ECLI:NL:CRVB:2024:468
Centrale Raad van Beroep
- Hoger beroep
- Rechtspraak.nl
Beëindiging van de ZW-uitkering en verzoek om schadevergoeding wegens overschrijding van de redelijke termijn
In deze zaak gaat het om de beëindiging van de ZW-uitkering van appellante door het Uwv per 4 januari 2019. Appellante, die zich op 4 december 2017 ziekmeldde, heeft bezwaar gemaakt tegen deze beslissing, maar het Uwv verklaarde dit ongegrond. De rechtbank Amsterdam heeft het beroep van appellante tegen het bestreden besluit van het Uwv ongegrond verklaard. Appellante is het niet eens met deze uitspraak en heeft hoger beroep ingesteld, waarbij zij ook schadevergoeding heeft gevorderd wegens overschrijding van de redelijke termijn van de procedure.

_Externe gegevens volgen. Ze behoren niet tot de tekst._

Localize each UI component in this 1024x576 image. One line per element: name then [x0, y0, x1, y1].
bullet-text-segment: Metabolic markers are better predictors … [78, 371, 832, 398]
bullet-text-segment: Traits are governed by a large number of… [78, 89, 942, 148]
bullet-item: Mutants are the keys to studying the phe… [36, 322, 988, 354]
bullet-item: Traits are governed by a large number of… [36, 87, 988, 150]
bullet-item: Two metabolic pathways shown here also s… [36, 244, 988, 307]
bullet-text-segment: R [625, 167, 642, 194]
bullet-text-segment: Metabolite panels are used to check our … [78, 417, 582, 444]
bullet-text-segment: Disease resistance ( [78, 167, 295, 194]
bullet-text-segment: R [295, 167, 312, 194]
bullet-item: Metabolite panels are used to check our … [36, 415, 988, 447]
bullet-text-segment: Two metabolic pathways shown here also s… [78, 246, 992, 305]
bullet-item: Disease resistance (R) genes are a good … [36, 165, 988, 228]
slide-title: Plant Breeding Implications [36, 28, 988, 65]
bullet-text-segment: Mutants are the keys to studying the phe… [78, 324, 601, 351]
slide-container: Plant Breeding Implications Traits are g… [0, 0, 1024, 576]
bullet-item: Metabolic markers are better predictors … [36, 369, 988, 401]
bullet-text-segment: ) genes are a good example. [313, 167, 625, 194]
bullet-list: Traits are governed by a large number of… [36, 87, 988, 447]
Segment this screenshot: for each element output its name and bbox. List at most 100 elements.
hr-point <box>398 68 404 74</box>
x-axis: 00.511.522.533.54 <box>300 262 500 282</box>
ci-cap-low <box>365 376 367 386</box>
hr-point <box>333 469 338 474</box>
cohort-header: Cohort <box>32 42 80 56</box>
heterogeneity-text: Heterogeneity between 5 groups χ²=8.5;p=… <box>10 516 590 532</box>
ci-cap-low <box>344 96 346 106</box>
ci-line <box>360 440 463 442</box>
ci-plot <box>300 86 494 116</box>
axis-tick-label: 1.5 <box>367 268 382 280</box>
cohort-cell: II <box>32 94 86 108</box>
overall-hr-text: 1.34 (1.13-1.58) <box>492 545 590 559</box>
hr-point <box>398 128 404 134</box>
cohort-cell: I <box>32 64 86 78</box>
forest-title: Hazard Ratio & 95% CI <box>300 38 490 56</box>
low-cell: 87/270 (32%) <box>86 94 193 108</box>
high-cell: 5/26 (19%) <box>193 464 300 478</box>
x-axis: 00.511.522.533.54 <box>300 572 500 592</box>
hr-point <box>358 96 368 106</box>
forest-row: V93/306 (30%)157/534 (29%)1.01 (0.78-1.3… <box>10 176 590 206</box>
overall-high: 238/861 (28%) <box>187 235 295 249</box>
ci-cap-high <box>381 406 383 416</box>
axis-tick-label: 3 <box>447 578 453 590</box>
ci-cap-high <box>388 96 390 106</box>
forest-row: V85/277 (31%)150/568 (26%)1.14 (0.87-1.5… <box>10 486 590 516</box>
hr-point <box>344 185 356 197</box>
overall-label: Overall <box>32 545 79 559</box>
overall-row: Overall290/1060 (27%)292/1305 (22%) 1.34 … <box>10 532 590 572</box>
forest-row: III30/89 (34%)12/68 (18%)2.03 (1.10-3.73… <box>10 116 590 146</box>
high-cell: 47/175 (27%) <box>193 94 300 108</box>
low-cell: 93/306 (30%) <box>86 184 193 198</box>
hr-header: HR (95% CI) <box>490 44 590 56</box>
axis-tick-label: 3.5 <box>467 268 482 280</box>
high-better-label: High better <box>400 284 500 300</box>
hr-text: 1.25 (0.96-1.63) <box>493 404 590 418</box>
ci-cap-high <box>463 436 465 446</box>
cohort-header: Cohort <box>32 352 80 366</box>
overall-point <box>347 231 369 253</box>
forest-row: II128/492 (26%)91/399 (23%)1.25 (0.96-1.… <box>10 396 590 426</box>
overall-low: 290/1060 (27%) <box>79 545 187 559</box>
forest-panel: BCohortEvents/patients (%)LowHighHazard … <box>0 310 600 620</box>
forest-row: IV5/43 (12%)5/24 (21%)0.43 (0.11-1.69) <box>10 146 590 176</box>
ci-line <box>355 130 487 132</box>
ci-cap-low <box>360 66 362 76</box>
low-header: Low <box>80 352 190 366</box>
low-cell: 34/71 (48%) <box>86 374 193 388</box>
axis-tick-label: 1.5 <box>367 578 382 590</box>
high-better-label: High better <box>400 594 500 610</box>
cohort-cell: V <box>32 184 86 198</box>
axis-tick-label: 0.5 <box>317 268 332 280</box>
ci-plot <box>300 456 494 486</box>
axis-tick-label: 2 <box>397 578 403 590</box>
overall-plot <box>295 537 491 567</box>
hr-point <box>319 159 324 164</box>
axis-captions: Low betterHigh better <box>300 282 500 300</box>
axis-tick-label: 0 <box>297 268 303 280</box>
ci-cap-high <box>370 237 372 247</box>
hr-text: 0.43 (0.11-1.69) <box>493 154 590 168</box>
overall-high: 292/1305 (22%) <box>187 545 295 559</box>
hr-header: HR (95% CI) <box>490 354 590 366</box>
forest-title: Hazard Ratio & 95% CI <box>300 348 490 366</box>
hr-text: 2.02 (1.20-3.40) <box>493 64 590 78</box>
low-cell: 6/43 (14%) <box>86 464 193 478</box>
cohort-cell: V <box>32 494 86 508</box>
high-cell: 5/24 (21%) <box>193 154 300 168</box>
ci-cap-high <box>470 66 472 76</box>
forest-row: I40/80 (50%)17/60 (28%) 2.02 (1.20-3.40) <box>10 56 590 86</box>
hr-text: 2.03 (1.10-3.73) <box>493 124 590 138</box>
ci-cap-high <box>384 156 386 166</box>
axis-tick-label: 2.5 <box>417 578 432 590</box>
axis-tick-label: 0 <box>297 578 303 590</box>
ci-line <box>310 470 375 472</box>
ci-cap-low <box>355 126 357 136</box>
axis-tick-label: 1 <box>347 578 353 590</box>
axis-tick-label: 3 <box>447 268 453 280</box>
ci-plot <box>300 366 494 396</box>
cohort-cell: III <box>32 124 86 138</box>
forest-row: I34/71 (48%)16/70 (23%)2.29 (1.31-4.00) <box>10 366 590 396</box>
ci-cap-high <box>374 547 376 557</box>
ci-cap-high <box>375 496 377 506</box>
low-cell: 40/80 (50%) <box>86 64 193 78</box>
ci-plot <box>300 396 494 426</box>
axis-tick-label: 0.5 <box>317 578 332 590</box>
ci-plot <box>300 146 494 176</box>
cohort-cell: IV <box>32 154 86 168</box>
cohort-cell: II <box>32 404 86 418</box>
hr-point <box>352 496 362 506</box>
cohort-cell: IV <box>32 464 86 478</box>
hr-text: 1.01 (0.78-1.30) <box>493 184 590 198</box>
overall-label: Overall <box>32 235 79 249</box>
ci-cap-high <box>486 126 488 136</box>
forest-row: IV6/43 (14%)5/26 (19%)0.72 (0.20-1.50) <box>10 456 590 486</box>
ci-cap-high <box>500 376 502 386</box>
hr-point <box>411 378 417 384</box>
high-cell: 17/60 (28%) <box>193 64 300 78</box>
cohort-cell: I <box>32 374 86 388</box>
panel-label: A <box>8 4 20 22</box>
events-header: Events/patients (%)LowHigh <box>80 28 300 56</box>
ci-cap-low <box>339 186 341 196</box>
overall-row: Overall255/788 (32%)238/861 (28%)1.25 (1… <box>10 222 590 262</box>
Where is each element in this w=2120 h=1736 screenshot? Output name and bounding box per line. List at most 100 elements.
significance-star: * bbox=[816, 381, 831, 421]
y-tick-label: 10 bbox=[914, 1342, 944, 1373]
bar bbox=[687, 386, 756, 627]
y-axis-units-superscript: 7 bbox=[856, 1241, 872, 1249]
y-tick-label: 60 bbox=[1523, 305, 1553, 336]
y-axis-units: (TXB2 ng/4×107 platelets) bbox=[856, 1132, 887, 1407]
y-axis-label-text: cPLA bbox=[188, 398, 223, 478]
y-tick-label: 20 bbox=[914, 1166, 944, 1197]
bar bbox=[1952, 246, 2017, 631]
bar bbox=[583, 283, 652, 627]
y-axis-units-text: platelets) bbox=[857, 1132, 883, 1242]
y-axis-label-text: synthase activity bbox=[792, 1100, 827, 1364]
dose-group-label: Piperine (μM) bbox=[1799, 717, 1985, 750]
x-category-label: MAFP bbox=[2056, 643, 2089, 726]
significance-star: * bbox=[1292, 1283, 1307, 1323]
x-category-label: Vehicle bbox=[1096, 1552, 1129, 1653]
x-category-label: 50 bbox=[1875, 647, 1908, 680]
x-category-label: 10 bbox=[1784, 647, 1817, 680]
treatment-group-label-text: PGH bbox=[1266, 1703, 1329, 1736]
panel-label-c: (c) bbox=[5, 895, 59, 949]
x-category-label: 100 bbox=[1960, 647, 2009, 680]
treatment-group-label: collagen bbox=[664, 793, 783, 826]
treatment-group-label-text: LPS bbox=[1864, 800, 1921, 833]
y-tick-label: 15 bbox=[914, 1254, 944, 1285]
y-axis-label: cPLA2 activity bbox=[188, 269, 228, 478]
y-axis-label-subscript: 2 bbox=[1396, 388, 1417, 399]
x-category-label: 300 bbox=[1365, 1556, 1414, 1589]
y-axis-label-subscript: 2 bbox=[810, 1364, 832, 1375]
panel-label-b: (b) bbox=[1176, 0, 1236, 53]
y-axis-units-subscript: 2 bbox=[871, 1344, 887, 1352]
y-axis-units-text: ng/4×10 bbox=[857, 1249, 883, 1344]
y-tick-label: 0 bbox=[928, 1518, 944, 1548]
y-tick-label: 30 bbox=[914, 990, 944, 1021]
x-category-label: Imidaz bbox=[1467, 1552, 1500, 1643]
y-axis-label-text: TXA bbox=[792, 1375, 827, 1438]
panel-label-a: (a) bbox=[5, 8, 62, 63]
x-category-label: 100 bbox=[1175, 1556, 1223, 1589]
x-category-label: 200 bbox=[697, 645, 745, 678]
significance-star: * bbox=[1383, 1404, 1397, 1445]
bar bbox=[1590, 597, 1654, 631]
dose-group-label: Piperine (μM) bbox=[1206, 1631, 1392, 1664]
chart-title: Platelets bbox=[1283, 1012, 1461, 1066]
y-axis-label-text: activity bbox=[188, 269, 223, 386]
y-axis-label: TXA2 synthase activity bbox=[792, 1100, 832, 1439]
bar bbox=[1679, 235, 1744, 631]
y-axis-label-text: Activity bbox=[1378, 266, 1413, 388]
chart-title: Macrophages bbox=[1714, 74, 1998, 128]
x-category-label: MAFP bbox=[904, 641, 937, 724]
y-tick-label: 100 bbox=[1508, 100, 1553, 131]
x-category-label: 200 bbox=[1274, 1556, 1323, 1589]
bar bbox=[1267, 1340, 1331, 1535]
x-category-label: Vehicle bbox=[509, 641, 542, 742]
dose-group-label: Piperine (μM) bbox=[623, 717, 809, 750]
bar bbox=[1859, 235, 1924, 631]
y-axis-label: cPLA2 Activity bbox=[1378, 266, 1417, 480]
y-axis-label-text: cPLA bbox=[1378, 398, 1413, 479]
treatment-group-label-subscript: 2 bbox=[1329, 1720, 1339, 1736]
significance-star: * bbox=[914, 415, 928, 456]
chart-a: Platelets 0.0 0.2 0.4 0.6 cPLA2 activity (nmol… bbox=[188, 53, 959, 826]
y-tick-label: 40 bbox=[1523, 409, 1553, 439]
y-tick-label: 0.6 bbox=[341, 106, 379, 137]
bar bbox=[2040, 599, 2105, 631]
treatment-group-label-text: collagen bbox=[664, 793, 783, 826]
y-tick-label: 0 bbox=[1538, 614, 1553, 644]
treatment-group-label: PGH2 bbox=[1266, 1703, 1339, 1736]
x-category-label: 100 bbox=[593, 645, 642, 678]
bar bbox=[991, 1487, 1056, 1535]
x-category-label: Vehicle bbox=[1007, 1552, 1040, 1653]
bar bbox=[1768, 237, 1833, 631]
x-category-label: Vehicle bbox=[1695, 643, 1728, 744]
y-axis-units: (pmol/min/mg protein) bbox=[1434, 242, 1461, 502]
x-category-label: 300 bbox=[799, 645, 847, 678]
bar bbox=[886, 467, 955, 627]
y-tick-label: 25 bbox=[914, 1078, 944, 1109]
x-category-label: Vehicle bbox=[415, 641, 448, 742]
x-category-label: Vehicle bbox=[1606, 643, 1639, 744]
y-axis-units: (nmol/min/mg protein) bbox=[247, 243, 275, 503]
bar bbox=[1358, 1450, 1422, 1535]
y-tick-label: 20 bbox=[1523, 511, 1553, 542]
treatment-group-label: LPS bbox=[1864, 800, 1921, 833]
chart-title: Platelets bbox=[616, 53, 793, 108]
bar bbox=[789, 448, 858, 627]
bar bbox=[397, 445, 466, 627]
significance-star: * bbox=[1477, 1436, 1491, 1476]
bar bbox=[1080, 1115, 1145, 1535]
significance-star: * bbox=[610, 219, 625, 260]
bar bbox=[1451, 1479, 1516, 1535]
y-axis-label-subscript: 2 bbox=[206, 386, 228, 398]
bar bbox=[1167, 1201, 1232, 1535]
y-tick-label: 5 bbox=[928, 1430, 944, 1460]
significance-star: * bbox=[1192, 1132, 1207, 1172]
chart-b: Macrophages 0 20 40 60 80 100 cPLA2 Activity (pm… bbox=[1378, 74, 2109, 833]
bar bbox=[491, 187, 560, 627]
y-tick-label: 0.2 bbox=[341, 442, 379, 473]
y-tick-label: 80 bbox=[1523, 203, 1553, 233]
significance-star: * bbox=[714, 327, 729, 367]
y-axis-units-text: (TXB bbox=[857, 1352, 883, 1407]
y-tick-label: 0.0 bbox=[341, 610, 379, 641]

De Centrale Raad van Beroep heeft de zaak behandeld op 24 januari 2024. Appellante was aanwezig, bijgestaan door haar advocaat, terwijl het Uwv werd vertegenwoordigd door R.D. van den Heuvel. De Raad heeft de feiten en omstandigheden van de zaak beoordeeld, waaronder de medische beoordeling en de geschiktheid van de geselecteerde functies voor appellante. De Raad concludeert dat de rechtbank terecht heeft geoordeeld dat de beëindiging van de ZW-uitkering in stand blijft en dat er geen aanleiding is voor het benoemen van een deskundige, zoals door appellante verzocht.
Daarnaast heeft de Raad de vordering van appellante voor schadevergoeding wegens overschrijding van de redelijke termijn beoordeeld. De Raad oordeelt dat de redelijke termijn in de rechterlijke fase is overschreden, wat leidt tot een schadevergoeding van € 1.500,- aan appellante. De Raad bevestigt de aangevallen uitspraak en veroordeelt de Staat tot betaling van de schadevergoeding, terwijl het Uwv wordt veroordeeld in de proceskosten van appellante.